La scuola è la vera causa del produttivismo/efficientismo/consumismo
contemporaneo, non i media, neppure quelli di massa come la televisione. Ore e
ore di televisione possono creare uomini-consumatori passivi annichiliti e
inebetiti dagli spot pubblicitari, dalle fiction e dai reality, uomini che
occupano posti subordinati nella scala sociale e non avranno quindi mai la
possibilità di cambiare il mondo. Ma ore e ore di perfetti adempimenti
scolastici creano uomini-produttori-consumatori attivi e rigorosi, quegli uomini
che decidono (“non decidono”, sarebbe forse il caso di dire) ogni giorno che
bisogna continuare a vivere in questo modo penosissimo e che non è necessario
alcun cambiamento di rotta.
Il potere (la
responsabilità!) di conservare la condizione presente ce l'ha la scuola, perchè
è la scuola che per prima ha il compito, in questo mondo così organizzato, di iniziare
a stabilire chi in futuro avrà il potere e chi non lo avrà. E qui iniziano i
problemi e gli interrogativi. Come si fa a sapere chi potrà avere il potere e
chi no? Qualcuno risponderà: occorre misurare in qualche modo i livelli
raggiunti dagli individui. Ma come si fa a misurarli? Qualcuno risponderà: cercando
di trovare metri di misurazione. E quali sono questi metri? Qualcuno risponderà
di sapere quali sono. E inizierà ad applicarli. Poi si accorgerà che la
misurazione non va ancora bene, e allora cambierà. E cambierà poi di nuovo. E
ancora e ancora. Fino a quando sarà soddisfatto perché avrà trovato il modo
giusto per misurare perfettamente i ragazzi e le ragazze. Tutto perfetto
quindi? Tutto perfettamente sbagliato, direi. C’è un grande problema che questi
professionisti del calcolo e della misurazione non considerano: la gran parte delle
cose misurabili in un essere umano sono le più superficiali, le più inutili, e
per giunta le più falsificabili. Ma questo non è importante per costoro,
l’importante è illudersi di avere per le mani qualcosa di facilmente controllabile
e misurabile.

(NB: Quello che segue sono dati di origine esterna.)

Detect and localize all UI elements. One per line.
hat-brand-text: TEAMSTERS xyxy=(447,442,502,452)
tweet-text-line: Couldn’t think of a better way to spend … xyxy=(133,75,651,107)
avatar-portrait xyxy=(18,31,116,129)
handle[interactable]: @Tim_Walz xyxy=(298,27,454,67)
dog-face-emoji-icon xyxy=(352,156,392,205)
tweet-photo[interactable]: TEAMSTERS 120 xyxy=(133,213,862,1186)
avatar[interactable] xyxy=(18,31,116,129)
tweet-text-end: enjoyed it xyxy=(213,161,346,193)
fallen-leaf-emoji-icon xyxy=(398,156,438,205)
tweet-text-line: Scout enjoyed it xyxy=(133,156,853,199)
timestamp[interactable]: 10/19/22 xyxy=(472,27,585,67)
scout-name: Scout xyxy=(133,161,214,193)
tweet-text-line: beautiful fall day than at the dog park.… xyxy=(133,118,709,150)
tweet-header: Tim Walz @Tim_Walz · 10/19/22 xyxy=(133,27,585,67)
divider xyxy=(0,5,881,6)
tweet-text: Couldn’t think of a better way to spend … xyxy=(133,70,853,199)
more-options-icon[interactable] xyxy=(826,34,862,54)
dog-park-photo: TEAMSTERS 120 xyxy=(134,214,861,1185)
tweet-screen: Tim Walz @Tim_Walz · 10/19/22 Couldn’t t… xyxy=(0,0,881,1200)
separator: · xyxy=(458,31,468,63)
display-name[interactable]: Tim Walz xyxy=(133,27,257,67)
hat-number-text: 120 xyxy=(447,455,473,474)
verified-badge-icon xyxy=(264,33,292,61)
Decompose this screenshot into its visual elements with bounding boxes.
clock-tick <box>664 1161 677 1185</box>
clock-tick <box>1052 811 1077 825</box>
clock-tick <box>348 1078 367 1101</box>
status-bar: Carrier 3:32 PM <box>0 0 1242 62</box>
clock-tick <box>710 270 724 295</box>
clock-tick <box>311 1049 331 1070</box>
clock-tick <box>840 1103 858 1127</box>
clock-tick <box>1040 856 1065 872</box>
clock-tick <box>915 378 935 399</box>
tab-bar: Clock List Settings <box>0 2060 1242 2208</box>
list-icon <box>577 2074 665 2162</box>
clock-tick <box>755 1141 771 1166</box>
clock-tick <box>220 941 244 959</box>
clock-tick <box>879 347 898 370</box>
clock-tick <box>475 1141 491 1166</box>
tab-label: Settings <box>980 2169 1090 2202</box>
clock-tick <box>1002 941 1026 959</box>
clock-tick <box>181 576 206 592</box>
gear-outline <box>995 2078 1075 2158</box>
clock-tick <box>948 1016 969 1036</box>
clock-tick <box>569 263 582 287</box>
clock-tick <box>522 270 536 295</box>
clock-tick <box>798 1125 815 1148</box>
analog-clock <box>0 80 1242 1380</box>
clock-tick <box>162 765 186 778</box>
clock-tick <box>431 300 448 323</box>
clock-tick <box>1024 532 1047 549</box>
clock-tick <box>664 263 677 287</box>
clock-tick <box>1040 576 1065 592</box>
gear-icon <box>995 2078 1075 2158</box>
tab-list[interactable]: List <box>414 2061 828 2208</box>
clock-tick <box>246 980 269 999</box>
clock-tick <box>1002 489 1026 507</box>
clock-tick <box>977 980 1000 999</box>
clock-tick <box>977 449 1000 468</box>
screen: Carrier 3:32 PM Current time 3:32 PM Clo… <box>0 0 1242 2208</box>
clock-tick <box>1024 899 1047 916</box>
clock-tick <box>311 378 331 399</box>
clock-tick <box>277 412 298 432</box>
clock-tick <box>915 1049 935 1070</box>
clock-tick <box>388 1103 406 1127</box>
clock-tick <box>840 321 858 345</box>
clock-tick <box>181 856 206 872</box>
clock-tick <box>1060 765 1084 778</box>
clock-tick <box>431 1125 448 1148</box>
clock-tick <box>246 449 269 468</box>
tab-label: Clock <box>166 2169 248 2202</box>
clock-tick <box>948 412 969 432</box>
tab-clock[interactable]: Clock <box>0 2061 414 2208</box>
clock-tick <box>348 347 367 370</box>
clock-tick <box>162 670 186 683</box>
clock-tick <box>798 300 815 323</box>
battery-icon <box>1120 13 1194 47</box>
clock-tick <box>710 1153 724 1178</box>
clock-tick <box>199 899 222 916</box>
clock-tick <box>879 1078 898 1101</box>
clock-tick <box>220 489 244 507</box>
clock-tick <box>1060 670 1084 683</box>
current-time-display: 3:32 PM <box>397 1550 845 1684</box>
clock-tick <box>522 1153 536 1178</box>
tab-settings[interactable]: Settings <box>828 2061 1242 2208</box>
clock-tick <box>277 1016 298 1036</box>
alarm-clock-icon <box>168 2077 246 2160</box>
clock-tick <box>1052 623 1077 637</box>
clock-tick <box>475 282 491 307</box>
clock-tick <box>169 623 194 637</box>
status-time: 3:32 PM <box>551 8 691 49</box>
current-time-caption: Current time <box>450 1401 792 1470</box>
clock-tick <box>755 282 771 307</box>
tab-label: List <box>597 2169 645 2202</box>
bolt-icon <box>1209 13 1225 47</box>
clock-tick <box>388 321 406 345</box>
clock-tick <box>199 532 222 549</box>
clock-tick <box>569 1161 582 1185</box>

Nelle nostre scuole la semplicità viene costantemente deviata
verso la complicazione, mentre la complessità è trattata con semplicismo. Ed è
così che per un giovane non ci può essere spazio, a scuola, per una libera personalissima
lettura di un libro che lo ha incuriosito ed esaltato, non c’è spazio per una riflessione
e/o libero dialogo sull'alienazione, sulla poesia, sulla morte, sull'humanitas,
sulla fede, sulla sessualità, sulla retorica e il linguaggio, sul modernismo,
sul femminismo, sul relativismo, sul superomismo e persino su tutti i presunti
vizi e tutte le presunte virtù dell'uomo e della donna. Una riflessione nata da
un verso di un poeta latino o di un filosofo contemporaneo. Roba letta per caso
da un libro aperto in un momento di noia. O da una pagina web aperta solo per
sbaglio. Uno spunto qualsiasi che ci porta a un momento di vita autentica, a
pensare realmente in autonomia e per il puro piacere di farlo. Una riflessione
che può dirci tantissimo di un individuo, ci può svelare la sua
anima persino, i suoi dubbi e paure, le sue speranze e le sue passioni. “Ma via!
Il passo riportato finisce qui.